Lèvres collées France, Pathé, 1906 © Filmarchiv Austria
International Kurzfilmtage Oberhausen du 29 avril au 4 mai.http://www.kurzfilmtage.de/
La bible du festivalier n'est autre que son programme et à Oberhausen (dans la Ruhr, près de Düsseldorf et d'Essen) l'emploi du temps est d'autant plus chargé que les trois salles où ça se passe se trouvent au sein du même cinéma et qu'une petite portion de rue piétonne concentre cet établissement avec son bar, l'accueil et l'espace dit Podium où ont lieu les débats. On peut, durant cinq jours, ne pas s'écarter de plus de quelques centaines de mètres et c'est tant mieux (en sus de la laideur urbaine environnante). Car dans cette proximité chacun/chacune se reconnaît avant de se connaître, si affinités. D'où, peut-être, cette réputation "d'un festival où on ne s'la pête pas" bâtie au long des années.
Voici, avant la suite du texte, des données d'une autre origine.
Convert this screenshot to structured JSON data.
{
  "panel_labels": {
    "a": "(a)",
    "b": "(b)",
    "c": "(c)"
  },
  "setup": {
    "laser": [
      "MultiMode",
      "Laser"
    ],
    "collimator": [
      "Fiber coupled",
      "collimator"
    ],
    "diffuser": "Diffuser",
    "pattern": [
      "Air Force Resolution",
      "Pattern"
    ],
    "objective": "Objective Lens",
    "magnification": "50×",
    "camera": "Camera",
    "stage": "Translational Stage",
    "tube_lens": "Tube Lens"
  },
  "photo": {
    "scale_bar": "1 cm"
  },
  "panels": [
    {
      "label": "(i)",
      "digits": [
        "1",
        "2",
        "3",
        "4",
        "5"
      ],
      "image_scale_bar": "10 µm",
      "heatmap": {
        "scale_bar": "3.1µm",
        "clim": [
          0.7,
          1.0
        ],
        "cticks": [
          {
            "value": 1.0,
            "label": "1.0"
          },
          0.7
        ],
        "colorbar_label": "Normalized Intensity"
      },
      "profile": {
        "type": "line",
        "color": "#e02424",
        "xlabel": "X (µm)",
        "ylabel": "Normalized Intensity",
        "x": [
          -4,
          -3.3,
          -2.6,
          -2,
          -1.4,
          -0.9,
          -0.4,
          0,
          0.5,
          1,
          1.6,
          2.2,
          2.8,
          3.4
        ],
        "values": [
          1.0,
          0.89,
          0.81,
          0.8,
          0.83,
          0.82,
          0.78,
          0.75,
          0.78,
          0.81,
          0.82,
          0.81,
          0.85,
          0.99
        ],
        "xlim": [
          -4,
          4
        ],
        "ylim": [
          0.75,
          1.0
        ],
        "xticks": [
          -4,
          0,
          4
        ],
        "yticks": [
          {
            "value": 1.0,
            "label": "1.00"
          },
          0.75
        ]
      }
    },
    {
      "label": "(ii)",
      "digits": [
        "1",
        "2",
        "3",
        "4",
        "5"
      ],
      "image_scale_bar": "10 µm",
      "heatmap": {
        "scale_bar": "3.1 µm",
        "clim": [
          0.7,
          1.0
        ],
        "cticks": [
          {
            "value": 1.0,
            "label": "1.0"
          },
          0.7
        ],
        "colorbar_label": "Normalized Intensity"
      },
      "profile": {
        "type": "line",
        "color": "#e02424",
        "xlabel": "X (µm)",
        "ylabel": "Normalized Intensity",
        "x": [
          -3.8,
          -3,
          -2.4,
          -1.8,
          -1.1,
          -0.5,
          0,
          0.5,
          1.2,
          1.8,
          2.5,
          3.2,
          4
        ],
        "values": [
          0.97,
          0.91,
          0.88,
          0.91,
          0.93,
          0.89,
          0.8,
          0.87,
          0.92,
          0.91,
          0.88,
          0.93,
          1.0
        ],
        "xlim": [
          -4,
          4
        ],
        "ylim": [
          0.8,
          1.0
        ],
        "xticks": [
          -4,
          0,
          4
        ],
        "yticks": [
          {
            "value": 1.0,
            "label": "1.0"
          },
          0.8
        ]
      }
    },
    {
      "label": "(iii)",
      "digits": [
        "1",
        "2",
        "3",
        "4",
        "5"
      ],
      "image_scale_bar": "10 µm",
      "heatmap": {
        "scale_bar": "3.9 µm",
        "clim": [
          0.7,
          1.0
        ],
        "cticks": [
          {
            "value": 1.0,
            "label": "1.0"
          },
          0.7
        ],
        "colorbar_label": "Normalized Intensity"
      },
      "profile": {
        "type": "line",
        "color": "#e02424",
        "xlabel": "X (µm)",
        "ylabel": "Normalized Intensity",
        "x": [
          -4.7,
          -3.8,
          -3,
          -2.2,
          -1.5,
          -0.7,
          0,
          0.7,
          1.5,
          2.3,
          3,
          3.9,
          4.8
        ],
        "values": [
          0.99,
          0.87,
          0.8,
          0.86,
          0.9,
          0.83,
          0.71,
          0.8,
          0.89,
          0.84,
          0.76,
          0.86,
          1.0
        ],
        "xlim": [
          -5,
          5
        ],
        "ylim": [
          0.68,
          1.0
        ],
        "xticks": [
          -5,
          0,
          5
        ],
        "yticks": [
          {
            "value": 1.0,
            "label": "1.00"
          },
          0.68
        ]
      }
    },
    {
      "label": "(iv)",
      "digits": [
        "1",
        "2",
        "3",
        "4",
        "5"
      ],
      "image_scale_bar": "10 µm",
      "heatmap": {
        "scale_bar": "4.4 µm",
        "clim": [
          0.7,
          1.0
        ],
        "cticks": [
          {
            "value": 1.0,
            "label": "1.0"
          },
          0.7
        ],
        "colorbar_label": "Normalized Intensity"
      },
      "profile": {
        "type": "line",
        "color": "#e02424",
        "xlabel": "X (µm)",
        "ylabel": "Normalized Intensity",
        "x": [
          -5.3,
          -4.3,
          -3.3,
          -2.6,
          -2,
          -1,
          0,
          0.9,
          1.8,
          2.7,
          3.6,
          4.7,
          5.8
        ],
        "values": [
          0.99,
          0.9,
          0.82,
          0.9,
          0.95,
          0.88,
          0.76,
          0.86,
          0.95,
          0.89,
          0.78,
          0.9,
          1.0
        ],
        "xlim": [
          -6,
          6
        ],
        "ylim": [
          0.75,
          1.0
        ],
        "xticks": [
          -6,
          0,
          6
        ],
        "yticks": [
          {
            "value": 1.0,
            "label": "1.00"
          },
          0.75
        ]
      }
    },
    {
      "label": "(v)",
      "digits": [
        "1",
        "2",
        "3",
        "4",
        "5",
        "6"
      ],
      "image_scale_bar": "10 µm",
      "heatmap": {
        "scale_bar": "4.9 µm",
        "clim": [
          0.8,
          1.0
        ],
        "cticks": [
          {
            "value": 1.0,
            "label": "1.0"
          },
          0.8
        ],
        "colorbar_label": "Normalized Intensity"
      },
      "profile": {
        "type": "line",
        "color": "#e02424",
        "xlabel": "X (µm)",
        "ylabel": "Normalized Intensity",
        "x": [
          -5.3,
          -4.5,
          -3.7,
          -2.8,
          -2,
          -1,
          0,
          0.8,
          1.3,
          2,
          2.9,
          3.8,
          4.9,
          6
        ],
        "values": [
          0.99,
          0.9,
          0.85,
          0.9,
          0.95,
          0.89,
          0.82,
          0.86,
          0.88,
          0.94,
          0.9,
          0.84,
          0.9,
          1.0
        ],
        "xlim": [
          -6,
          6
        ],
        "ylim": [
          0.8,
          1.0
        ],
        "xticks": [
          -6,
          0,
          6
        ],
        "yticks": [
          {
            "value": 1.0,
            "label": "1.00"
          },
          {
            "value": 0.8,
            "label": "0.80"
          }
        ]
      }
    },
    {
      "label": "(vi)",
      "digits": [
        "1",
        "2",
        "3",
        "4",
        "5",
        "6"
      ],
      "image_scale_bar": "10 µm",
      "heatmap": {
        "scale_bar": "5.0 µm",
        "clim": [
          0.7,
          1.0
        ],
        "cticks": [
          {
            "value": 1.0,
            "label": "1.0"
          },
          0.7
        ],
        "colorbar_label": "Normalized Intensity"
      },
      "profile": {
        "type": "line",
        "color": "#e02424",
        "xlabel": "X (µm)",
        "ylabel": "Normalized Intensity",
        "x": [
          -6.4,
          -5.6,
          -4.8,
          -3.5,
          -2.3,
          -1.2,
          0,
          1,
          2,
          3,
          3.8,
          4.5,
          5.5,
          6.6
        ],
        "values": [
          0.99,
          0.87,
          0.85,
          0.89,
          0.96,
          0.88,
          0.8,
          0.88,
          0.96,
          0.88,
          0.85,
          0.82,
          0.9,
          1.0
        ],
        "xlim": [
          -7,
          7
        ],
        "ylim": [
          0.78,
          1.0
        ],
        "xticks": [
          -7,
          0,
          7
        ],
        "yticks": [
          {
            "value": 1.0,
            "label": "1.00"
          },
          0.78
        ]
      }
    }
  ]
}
Un semblable sentiment familial serait-il le lot commun à toute la communauté du court-métrage? Le libanais Akram Zaatari, venu en visiteur cette année, a pourtant insisté sur Oberhausen "parce que c'est 'mon' festival". Ce sentiment d'appartenance est aussi, comme le disait l'une des "curatrices" de cette année, Marianne Lewinsky, une façon de signaler en creux que le cinéma a pris, depuis ses origines, prend bien d'autres formes que celle, dominante, du film narratif d'une heure et demie dans des salles construites spécifiquement pour et avec le spectre mélodramatique de sa fin annoncée.
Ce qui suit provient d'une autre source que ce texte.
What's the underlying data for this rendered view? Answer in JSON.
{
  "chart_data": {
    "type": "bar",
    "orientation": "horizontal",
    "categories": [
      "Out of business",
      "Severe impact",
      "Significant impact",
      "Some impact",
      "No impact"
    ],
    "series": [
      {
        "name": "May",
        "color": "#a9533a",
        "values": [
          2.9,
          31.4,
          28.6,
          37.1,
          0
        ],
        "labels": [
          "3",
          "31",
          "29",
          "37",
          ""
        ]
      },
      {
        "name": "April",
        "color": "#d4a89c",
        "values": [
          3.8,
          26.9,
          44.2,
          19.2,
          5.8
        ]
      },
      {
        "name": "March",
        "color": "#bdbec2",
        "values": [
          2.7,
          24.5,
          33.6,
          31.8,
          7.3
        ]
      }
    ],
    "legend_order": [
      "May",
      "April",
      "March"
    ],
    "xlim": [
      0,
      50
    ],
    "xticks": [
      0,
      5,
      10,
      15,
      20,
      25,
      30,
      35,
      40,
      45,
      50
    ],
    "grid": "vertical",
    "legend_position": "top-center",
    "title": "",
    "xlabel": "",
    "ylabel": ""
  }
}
Le programme compte cinq compétitions (Internationale, Allemande, Nord-Rhin Westphalie, Enfants, Musique) pour lesquelles le processus de sélection est chaque année collectif, ce qui veut dire que le comité s'est fadé les 5418 films qui lui ont été proposés, pour en choisir 145 (à dominante plutôt occidentale cette année). Mais il y a aussi des séances "open", des invitations lancées à des distributeurs ( cette année : Arsenal à Berlin, Light Cone pour la France, LUX pour la GB ou Vtape pour le Canada, entre autres) et de séances de rattrapage sur demande, grâce à la vidéothèque du festival. Sans compter les "portraits" (l'Indien Amid Dutta, par exemple).
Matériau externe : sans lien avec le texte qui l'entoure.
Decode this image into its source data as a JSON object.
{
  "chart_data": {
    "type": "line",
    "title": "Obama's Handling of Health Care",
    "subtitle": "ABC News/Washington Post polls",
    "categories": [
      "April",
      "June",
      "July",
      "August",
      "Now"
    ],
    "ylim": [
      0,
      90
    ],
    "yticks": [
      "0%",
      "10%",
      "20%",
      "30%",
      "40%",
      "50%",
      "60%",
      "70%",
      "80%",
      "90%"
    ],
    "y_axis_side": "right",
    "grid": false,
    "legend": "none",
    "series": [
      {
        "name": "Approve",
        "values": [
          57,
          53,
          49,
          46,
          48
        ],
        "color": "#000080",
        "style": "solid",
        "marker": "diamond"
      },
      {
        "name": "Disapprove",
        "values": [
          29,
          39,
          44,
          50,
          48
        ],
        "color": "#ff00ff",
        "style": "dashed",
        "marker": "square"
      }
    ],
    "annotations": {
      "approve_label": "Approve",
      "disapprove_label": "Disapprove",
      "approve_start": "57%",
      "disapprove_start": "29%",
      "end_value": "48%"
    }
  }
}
Pour ce qui concerne LBV la 56è version du festival de film court d'Oberhausen était sa première. LBV a été invitée pour parler dans le cycle The Idea of the Self organisé "sans thèse curatoriale" par Ian White (curator associé à la Whitechapel et au programme éducatif de LUX, artiste aussi) lequel peut se vanter d'avoir fait salle pleine dès potron minet. Elle était plus qu'excitée de retrouver, pour ce qui concerne la Zouzou qu'elle était alors, le portrait de la "No-Wave" newyorkaise (une expression d'emblée contestée): soit l'énergie des années 1976-1980, à peu près, quelques années mouvementées dans un New York ruiné avant le bas Manhattan s'aseptise entièrement. Effectivement, le film de Coleen Fitzgibbon, intitulé L.E.S., 1976 montre les avenues alphabétiques (A, B, C, D) du Lower East Side atteint par un cataclysme: une Rome d'après la chute (cf. le film de James Nares, "Rome 1978"), envahie par une montagnes de déchets, où émergent des maisons calcinées... 800 000 personnes fuirent Manhattan ces années là.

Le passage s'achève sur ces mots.